For more details on array annotations, see NumPy vs JAX arrays.
Why we provide batch axes#
By design, the *batch
axes are optional and functions
will work just fine if you do not provide any additional dimensions.
However, in Ray Tracing applications, many functions are called
repeatedly on a number of samples, e.g.,
the image_method
will be
called on thousands, if not millions, of path candidates. For
every path candidate, you may also want to repeat for every pair of
transmitter and receiver locations.
Thus, allowing for arbitrary batch dimensions will help you write code in a way that is mostly transparent to the number of repetitions.
E.g., the following function computes the dot product between batch of arrays:
>>> import jax
>>> import jax.numpy as jnp
>>> from jaxtyping import Array, Num
>>>
>>> def dot(
... x: Num[Array, "*batch n"], y: Num[Array, "*batch n"]

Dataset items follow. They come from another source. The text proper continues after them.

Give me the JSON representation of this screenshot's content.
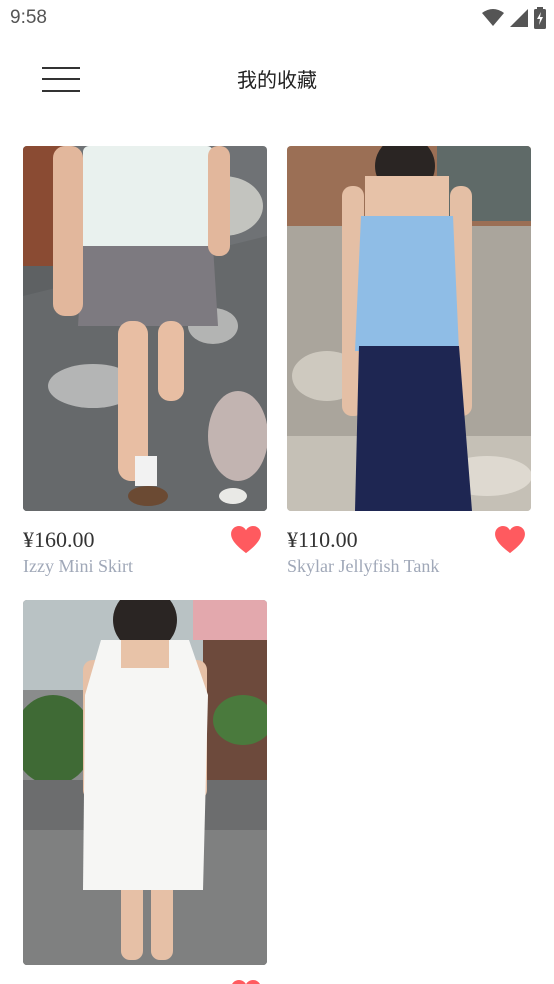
{
  "status_bar": {
    "time": "9:58",
    "icons": [
      "wifi-icon",
      "cellular-signal-icon",
      "battery-charging-icon"
    ]
  },
  "header": {
    "title": "我的收藏",
    "menu_icon": "hamburger-menu-icon"
  },
  "colors": {
    "heart": "#ff5a5f",
    "price": "#333333",
    "name": "#a0a8b8",
    "title": "#222222"
  },
  "products": [
    {
      "price": "¥160.00",
      "name": "Izzy Mini Skirt",
      "favorited": true,
      "image": "woman-white-blouse-grey-mini-skirt-photo"
    },
    {
      "price": "¥110.00",
      "name": "Skylar Jellyfish Tank",
      "favorited": true,
      "image": "woman-blue-tank-navy-skirt-photo"
    },
    {
      "price": "",
      "name": "",
      "favorited": true,
      "image": "woman-white-eyelet-dress-photo"
    }
  ]
}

... ) -> Num[Array, " *batch"]:
... return jnp.sum(x * y, axis=-1)
>>>
>>> *batch, n = 40, 10, 30, 3 # batch = (40, 10, 30), n = 3
>>>
>>> x = jnp.ones((*batch, n)) * 1.0
>>> y = jnp.ones((*batch, n)) * 2.0
>>> z = dot(x, y)
>>>
>>> z.shape
(40, 10, 30)
>>> jnp.allclose(z, 1.0 * 2.0 * n)
Array(True, dtype=bool)
>>> # Of course, you can always use such functions without any *batch axes:
>>> x = jnp.array([1., 2., 3.])
>>> dot(x, x) # 1.0 * 1.0 + 2.0 * 2.0 + 3.0 * 3.0
Array(14., dtype=float32)
That is, the resulting output will have a shape of *batch
,
where is entry is the result of the dot produt between n
pairs of values
from the corresponding entries in x
and y
input arguments.
When batch axes are not available#
If a function does not offer batch axes, there are two possibilities:
you can use vectorization functions, like
jax.vmap
, to call a repeat a given function over another array axis;or you think code would really benefit from having batch axes. In that case, we recommend opening an issue on GitHub.
For the latter, you can also directly suggest a patch if you know how to implement the batch axes.
When too large batches cause out-of-memory errors#
The biggest cost of using many batch dimensions is mainly in the memory footprint.
E.g., in Ray Tracing applications, when dealing with larges scene
(i.e., a large number of objects) or high-order paths,
the size of some dimensions can rapidly become so large than they
cannot fit inside your memory.
This is also why we propose chunked iterators
(e.g.,
AllPathsFromCompleteGraphChunksIter
)
as an alternative.
Likewise, when a dimension is getting too big, it is recommend to just iterator of batches, rather than computing everything all at once.
However, iterations are slow and this can become also a bottleneck in your pipeline. In some cases, if you are only interested in a reduced result, JAX may be able to optimize the computation such that some batch dimensions are never allocated. See jax#1929 for reference.
In general, finding the optimum is a trial-and-error process, where the solution will highly depend on your problem parameters.